C’est, bien sûr, au-dessous de la réalité, et c’est là que se situe l’avenir du Vietnam, à condition que ces petits patrons fassent enfin confiance à leur administration. Pour les rassurer, le gouvernement a lancé une grande opération anticorruption spectaculaire. Il a choisi de le faire avec une férocité inouïe, puisque six cadres dirigeants de sociétés privées et publiques ont été condamnés à mort le 4 août. Ils étaient accusés, avec 71 autres prévenus, tous lourdement condamnés, d’avoir détourné 357 millions de dollars ! Leur procès, qui était retransmis en direct à la télévision, a duré plus de trois mois.

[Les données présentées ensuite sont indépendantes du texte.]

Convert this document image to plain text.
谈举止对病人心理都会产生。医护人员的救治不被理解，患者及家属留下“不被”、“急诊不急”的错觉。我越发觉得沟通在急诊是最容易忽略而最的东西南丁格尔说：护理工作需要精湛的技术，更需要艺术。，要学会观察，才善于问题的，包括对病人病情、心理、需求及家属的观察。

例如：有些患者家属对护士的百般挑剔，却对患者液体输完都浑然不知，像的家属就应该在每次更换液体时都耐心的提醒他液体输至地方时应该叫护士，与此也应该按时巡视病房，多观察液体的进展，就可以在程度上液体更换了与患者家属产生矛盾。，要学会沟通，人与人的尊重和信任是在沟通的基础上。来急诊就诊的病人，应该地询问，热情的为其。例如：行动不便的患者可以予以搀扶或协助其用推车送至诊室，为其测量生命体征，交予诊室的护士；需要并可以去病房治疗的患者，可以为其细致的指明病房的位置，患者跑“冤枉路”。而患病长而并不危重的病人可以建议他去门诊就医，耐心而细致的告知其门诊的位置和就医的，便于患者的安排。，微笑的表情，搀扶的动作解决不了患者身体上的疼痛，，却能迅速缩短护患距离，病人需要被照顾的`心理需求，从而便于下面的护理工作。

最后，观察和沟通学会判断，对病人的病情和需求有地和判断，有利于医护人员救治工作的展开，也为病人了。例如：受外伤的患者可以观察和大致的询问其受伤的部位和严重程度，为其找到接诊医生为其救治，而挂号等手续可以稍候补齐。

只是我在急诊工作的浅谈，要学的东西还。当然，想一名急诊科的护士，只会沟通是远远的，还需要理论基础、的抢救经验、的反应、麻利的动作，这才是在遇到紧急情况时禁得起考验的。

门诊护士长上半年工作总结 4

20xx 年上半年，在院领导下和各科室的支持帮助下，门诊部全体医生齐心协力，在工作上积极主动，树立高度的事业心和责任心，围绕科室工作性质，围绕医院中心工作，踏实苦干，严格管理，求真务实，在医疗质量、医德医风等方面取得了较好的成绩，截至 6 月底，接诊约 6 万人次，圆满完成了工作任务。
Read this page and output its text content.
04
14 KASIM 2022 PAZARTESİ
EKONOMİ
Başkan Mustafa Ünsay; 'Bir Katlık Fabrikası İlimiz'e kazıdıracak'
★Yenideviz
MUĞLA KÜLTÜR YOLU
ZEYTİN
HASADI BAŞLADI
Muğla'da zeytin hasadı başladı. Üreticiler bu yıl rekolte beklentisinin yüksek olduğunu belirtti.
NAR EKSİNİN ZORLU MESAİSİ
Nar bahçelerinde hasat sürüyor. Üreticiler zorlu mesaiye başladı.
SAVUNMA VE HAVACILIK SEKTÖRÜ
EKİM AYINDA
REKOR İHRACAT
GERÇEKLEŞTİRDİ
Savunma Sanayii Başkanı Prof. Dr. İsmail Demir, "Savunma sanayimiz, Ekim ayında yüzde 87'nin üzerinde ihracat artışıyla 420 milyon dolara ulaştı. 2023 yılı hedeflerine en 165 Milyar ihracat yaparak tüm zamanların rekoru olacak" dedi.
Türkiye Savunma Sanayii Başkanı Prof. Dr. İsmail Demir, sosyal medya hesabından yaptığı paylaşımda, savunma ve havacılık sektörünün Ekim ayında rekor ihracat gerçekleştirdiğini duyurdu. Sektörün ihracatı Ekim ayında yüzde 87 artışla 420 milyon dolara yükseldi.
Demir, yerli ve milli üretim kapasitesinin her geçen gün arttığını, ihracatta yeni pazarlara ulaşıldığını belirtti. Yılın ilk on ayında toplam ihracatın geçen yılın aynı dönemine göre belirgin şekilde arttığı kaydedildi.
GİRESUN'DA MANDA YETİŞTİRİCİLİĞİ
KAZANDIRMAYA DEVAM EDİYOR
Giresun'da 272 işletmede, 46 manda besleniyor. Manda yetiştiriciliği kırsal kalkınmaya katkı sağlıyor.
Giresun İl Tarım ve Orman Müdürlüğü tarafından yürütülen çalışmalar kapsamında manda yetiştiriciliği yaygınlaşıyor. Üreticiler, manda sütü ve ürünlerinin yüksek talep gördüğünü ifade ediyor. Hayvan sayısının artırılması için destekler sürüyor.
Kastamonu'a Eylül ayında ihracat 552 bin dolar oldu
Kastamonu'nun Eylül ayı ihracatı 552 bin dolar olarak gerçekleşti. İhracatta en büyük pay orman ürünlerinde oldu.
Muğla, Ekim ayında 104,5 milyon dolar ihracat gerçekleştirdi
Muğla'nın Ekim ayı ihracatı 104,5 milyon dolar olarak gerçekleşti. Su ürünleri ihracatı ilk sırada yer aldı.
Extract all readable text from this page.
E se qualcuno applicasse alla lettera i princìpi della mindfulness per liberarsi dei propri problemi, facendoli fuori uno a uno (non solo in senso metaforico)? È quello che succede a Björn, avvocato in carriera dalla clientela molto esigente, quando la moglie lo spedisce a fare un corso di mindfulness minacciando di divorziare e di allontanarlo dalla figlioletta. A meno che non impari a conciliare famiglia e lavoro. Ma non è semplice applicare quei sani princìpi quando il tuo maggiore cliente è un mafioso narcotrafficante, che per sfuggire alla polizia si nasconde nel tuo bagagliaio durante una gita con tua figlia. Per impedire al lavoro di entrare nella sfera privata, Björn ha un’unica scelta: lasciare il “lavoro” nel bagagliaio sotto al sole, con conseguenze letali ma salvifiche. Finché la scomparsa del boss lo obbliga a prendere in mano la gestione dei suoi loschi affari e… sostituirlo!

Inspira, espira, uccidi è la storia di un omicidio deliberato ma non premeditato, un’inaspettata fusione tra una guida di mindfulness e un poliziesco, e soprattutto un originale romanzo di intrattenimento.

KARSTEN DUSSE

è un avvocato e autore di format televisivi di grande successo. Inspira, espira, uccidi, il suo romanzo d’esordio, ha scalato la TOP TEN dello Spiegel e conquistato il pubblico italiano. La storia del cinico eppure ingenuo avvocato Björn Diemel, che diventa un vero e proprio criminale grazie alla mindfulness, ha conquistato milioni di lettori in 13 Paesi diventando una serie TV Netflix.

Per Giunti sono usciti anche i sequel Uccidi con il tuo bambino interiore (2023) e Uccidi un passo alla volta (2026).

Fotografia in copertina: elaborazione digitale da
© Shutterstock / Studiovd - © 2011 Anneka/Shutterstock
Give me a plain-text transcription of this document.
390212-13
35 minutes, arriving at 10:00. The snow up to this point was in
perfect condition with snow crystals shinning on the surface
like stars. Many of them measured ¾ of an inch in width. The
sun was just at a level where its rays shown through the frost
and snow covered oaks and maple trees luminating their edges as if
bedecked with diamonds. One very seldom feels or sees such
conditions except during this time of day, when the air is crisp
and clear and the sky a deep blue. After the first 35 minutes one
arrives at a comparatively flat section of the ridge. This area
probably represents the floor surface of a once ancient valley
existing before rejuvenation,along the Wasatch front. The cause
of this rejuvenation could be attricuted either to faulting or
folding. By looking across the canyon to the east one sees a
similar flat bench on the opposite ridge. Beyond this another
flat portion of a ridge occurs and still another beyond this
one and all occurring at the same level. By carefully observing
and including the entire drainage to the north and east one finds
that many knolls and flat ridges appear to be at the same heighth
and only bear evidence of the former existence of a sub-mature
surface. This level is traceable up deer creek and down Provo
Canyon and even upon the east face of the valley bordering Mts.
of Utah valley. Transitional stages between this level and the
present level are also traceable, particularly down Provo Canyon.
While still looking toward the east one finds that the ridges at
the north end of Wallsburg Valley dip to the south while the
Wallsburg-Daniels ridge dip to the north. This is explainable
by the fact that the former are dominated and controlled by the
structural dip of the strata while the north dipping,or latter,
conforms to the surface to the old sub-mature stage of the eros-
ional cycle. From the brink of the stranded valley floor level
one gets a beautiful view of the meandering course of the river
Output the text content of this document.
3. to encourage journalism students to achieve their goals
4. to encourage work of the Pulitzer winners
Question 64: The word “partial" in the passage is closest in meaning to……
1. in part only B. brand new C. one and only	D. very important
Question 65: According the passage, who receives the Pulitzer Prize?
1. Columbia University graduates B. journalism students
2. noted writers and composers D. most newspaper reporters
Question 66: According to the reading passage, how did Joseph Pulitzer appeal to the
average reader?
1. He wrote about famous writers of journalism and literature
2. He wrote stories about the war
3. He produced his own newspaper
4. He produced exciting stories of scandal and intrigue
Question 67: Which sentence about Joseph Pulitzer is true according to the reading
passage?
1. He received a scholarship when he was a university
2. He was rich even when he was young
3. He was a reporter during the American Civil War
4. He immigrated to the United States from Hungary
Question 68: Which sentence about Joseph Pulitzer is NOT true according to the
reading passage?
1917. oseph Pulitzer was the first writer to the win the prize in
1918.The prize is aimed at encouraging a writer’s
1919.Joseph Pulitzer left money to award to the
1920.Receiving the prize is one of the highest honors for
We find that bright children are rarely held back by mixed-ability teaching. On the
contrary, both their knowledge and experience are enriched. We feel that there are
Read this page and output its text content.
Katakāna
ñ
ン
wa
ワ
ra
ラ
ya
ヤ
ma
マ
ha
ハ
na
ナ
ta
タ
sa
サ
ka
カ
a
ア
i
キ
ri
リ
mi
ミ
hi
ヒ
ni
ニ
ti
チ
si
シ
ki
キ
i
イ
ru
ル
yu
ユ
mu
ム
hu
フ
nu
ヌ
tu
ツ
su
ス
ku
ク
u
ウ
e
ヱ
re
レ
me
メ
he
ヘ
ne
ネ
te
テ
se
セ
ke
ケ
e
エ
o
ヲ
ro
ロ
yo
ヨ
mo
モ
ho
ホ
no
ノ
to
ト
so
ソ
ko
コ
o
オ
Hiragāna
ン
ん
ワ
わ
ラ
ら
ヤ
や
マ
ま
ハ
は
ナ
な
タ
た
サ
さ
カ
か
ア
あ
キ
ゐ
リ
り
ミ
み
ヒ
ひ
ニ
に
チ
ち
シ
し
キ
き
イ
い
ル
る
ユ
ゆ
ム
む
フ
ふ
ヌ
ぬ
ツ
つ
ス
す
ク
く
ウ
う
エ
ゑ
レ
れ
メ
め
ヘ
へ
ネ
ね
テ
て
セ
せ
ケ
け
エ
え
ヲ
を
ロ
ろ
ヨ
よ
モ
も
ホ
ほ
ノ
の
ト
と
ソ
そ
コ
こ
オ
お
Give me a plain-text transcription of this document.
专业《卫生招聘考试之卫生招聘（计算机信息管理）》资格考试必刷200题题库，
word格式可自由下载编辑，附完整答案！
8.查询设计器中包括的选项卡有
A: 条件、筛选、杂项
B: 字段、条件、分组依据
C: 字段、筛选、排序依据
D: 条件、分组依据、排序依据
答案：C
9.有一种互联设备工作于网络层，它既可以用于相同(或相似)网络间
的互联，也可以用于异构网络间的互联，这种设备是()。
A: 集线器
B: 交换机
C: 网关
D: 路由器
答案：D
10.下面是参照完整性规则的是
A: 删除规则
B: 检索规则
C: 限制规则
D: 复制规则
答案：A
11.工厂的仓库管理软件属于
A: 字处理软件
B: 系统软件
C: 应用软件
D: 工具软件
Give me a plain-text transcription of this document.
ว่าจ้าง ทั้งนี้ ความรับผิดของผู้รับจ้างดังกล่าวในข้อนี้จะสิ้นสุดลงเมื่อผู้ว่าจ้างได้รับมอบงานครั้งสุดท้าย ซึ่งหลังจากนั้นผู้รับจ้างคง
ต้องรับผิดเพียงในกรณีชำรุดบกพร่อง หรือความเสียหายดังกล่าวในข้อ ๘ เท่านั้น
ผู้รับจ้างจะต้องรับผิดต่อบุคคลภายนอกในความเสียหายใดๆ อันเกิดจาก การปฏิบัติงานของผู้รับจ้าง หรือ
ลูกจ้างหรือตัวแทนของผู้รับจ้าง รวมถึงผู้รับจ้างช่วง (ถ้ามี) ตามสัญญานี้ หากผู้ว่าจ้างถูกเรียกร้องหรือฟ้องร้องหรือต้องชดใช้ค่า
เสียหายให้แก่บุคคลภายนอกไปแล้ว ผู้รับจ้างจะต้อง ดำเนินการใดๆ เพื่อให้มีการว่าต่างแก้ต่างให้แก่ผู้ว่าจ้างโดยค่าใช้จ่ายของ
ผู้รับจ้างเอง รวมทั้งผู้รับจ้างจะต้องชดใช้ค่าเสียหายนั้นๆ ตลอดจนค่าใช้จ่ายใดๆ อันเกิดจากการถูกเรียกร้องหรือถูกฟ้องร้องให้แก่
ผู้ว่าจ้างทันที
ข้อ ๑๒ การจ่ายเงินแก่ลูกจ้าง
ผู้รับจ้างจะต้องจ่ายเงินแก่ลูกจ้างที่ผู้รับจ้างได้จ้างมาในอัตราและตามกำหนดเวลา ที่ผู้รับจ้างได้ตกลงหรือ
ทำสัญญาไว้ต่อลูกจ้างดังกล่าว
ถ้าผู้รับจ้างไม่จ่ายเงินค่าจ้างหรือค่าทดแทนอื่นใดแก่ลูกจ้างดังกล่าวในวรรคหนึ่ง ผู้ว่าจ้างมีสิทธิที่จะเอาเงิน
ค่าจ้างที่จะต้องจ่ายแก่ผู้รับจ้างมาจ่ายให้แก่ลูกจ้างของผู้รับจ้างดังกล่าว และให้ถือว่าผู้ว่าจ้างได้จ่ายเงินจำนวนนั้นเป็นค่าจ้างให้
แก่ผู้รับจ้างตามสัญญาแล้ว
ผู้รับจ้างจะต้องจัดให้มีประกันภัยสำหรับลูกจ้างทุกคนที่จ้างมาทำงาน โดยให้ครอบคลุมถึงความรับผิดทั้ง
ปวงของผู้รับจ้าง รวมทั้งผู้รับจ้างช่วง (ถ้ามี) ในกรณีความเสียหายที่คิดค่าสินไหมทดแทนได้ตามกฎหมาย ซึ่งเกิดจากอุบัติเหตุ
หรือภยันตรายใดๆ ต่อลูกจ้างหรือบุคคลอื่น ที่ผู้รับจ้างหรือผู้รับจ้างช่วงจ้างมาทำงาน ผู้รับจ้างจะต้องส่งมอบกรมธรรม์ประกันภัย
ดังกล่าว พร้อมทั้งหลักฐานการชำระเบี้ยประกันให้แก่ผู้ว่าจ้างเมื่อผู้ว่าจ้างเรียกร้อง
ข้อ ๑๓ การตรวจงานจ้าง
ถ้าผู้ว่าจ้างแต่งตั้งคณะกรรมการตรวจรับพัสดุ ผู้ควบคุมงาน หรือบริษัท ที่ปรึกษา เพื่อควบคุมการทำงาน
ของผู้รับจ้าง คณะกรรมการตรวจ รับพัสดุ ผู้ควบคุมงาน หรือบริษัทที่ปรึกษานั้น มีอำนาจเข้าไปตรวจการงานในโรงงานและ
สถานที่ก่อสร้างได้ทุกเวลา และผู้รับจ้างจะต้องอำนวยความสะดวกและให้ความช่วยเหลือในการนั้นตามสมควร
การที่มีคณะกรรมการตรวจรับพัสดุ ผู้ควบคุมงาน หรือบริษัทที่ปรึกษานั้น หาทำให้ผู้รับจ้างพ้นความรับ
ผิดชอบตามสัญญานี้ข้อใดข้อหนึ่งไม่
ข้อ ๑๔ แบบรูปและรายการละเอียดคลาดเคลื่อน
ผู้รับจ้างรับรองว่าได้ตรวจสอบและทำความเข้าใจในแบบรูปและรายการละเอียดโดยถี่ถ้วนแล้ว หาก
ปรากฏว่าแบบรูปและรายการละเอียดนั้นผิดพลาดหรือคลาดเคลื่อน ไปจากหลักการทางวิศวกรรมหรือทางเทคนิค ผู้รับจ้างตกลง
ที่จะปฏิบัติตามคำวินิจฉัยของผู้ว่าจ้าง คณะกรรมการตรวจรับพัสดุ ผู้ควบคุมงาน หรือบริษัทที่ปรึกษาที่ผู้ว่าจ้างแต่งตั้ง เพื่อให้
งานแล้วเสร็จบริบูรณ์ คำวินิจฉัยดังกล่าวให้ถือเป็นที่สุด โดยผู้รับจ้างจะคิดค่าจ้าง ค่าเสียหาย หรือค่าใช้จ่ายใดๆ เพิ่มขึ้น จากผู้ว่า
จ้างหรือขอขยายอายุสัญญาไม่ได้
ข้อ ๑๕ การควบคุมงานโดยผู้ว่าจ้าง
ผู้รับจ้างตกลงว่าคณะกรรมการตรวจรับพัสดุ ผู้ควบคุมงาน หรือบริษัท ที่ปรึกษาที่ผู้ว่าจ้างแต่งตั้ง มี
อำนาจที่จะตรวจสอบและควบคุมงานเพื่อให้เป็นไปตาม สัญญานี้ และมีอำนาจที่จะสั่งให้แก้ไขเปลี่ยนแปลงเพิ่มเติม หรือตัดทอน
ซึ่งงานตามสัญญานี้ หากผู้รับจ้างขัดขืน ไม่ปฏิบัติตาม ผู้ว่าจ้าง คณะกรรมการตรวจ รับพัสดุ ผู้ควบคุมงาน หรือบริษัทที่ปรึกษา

Et pourtant, malgré cette brutalité démonstrative, les Vietnamiens restent sceptiques, car c’est la « petite » corruption qui les dérange le plus. « Je pourrais investir et contribuer davantage au développement de mon pays, confesse un collègue de Tran, mais il est plus prudent de garder mon argent, en dollars, sous un matelas. Je ne peux aller me plaindre à Hanoi chaque fois qu’un policier passe dans ma boutique réclamer son enveloppe. »

Par Bruno Birolli - Le Nouvel Observateur, le 12 Août 1999.